Kitty’s father was in England at the time and I love and treasure the experience I had with Kitty and that she very comfortably embraced the unknown with me in the security of our happiness and comfort together.
We were such a beautiful team and enjoyed every minute of it – filling our Mini full to the brim in London, setting off on the road and it then taking four hours to unload when we arrived at Haute Caussine. That’s how much we packed into it. Not once on any journey has Kitty ever asked me: “Are we nearly there yet?”. I think that’s pretty remarkable for anyone, let alone a child!
When I shut my eyes and think of what I love and what makes me feel happy it is looking out to the 200km view from the terrace or any of the rooms at Haute Caussine. I have seen a lot of views and this one is the most mesmerising of any inland view. Every day is magical and you do not know what you will wake up to.
Prior to the renovations, there were three bedrooms upstairs, a kitchen downstairs and the bathroom was around the back of the house, which my father had built. I was bathed in a bucket on the terrace, but what a view. That memory stays with me to this day. Nowadays, I often don’t really care about where I’m staying. I don’t mind, as long as there are clean sheets and a good view!
Spending these last years in France at Haute Caussine has been magical. Having three baths a day looking out to the extraordinary view is not uncommon, whether it’s to warm up, as that is less expensive and easier than working out how to heat the house with the fire downstairs, or to cool down on a hot day.
For Kitty, to experience going to school in a chateau set upon a hilltop setting was like something from the film ‘Chocolate’ and gave her the opportunity learn to speak the beautiful language fluently, with an accent so rural it gives me credibility at any French restaurant.
When you live there, you know which boulangeries are the right ones to get your baguettes and croissants from in the morning.

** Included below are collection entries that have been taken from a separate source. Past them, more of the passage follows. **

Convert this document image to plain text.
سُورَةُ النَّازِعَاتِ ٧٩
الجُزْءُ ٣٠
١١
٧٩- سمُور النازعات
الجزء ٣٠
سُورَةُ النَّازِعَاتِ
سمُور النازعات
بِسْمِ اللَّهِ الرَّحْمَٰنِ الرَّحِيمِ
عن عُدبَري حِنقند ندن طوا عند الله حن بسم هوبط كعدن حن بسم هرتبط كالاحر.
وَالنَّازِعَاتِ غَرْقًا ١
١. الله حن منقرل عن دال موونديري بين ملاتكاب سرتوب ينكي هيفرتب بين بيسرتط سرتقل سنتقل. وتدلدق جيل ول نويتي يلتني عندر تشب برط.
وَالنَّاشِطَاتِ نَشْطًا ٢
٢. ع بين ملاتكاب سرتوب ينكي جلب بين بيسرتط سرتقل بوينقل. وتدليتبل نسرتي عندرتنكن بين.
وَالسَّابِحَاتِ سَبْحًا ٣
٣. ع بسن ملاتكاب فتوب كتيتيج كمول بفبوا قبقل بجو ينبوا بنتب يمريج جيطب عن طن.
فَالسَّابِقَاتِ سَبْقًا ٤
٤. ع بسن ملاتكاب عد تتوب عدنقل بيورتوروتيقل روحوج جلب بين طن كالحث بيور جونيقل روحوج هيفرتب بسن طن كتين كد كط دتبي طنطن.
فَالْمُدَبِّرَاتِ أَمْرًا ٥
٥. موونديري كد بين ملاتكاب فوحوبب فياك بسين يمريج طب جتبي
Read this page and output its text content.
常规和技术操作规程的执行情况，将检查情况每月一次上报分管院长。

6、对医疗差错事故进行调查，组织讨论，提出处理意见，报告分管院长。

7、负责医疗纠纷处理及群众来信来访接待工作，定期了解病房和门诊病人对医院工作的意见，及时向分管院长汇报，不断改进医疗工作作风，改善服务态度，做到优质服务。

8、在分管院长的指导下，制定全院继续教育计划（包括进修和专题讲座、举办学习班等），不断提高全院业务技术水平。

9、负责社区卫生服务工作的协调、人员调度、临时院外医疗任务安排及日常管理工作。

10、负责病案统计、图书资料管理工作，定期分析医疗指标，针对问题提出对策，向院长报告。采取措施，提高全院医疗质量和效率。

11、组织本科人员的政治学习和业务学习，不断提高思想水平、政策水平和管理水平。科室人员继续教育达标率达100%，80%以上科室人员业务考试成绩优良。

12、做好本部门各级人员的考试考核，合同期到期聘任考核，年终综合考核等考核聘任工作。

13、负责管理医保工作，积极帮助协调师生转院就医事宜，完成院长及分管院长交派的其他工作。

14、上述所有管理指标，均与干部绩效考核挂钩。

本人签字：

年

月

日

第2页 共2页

The one nearest to us is in a beautiful small village called Toufailles. It is an incredibly small and quiet village, but you can still get a cake made to order and personalised within 24 hours of someone’s birthday. It is pretty remarkable. The French take this sort of thing very seriously!
Back in 2012, when the house became mine, I came straight from being a designer in Primrose Hill, London, to get stuck into renovations, which was far from glamourous. I quickly became an expert in sanding shutters, mixing concrete and digging trenches, often amid storms and freezing temperatures.
Décor in my homes in the UK has always been so minimal, bar the art, which I must have around me to inspire me to work. Everything must be clean and white and all clutter tucked away, then I can function. Haute Caussine is the opposite. It is full of colour, on everything – from the plates, which were hand-painted in Mallorca, the colourful upholstery of the furniture and my Missoni bed linen. I can’t get colour enough in France and can’t have any homes I’ve had in the UK!
What’s the average day like at Haute Caussine, you ask? That’s a blog full of questions in itself as no day is ever the same. But I can’t wait to wake up every morning and see what the view has to offer…and then we will decide.